Improbabile e di sicuro non impossibile. Di certo Lewis per i prossimi appuntamenti ha bisogno di un gran colpo di fortuna o un mezzo miracolo e questo vuol dire che deve riprovare a replicare ciò che ha fatto in Inghilterra o deve sperare che il motore Honda schianti all’improvviso oppure che l’olandese commetta una boiata delle sue di antica memoria. Fino a prova contraria chi deve spingere e deve rischiare è proprio il campione di Stevenage e, come ho già detto, ora è tutta una questione di probabilità. Una cosa è certa alla luce di quanto stiamo vedendo in questo lungo ed appassionato mondiale e cioè che se Verstappen dovesse vincere si dirà che ha battuto il più grande di sempre di questo periodo storico. Se invece dovesse essere Hamilton a recuperare lo svantaggio che ora lo affligge, di certo laverebbe l’onta delle sue tante vittorie conquistate in solitaria.

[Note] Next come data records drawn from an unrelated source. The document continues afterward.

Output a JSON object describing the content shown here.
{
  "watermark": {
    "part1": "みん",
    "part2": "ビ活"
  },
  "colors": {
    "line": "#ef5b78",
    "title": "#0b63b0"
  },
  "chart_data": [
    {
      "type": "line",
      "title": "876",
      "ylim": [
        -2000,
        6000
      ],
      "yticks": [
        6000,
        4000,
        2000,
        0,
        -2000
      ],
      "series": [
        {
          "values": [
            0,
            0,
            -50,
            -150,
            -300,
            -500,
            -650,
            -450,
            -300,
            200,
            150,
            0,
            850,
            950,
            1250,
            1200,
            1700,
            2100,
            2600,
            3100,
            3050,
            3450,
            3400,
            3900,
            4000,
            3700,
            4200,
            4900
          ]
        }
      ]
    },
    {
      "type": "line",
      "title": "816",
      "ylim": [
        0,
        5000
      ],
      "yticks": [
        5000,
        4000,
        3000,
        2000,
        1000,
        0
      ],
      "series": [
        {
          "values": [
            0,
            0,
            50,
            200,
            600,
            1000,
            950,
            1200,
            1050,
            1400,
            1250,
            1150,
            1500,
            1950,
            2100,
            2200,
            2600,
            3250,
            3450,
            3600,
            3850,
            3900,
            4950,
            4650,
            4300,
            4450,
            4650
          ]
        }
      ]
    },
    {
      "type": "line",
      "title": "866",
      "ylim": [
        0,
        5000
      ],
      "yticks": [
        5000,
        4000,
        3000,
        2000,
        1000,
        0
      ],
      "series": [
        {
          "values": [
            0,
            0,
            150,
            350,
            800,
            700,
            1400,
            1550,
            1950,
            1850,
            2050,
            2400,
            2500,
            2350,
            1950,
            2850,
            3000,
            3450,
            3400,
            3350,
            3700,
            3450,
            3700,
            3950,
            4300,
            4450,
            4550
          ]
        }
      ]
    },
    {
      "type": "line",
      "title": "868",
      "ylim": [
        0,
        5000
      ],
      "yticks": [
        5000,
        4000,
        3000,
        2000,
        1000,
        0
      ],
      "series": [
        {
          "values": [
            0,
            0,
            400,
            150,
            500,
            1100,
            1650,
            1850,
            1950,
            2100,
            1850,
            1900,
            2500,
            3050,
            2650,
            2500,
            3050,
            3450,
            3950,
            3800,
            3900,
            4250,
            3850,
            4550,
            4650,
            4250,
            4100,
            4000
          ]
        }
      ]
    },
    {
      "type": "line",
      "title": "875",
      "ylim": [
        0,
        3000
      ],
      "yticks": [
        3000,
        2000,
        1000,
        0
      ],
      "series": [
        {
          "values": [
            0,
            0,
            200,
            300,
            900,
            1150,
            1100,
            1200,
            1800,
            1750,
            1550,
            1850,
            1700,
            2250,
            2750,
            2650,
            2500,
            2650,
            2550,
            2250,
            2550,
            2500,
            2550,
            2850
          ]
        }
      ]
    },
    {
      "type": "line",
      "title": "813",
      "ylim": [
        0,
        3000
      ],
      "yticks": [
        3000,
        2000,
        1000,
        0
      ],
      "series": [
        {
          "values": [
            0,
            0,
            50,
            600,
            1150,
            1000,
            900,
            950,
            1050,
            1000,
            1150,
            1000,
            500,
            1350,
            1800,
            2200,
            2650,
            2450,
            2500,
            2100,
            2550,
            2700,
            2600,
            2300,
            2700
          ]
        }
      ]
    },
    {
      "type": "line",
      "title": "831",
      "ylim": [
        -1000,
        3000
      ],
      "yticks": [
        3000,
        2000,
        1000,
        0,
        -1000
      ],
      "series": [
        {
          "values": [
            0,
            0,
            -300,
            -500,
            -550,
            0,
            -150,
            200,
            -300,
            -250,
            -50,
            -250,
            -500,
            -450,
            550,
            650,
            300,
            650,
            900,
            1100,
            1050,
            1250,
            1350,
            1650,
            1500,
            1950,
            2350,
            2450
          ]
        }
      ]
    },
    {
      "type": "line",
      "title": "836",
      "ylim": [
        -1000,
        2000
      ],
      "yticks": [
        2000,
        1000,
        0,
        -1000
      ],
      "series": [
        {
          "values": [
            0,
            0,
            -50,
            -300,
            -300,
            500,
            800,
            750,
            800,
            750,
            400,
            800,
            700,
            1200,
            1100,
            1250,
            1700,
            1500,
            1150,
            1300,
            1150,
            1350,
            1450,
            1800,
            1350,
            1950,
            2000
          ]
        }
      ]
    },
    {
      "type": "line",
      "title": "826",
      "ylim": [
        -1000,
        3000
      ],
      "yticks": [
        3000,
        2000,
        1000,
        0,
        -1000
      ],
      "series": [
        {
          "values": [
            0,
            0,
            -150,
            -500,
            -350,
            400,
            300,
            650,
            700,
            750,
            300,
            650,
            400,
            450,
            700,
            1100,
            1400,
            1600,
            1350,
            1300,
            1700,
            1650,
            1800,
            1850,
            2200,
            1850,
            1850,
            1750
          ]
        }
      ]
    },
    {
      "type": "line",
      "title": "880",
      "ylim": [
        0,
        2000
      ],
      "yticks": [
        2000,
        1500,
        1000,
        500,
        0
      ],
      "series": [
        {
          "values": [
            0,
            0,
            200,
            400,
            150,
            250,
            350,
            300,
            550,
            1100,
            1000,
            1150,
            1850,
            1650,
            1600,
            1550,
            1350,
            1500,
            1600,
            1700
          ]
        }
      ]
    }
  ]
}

Nel frattempo che aspettiamo che la “torcida” brasiliana scaldi i nostri cuori, ci godiamo l’attimo e Verstappen fa altrettanto perché questo è il suo momento, solo che, conoscendolo, di certo non si distrarrà troppo perché il suo obiettivo non è il singolo GP bensì il mondiale… altrimenti niente tequila, niente mariachi, niente fiesta.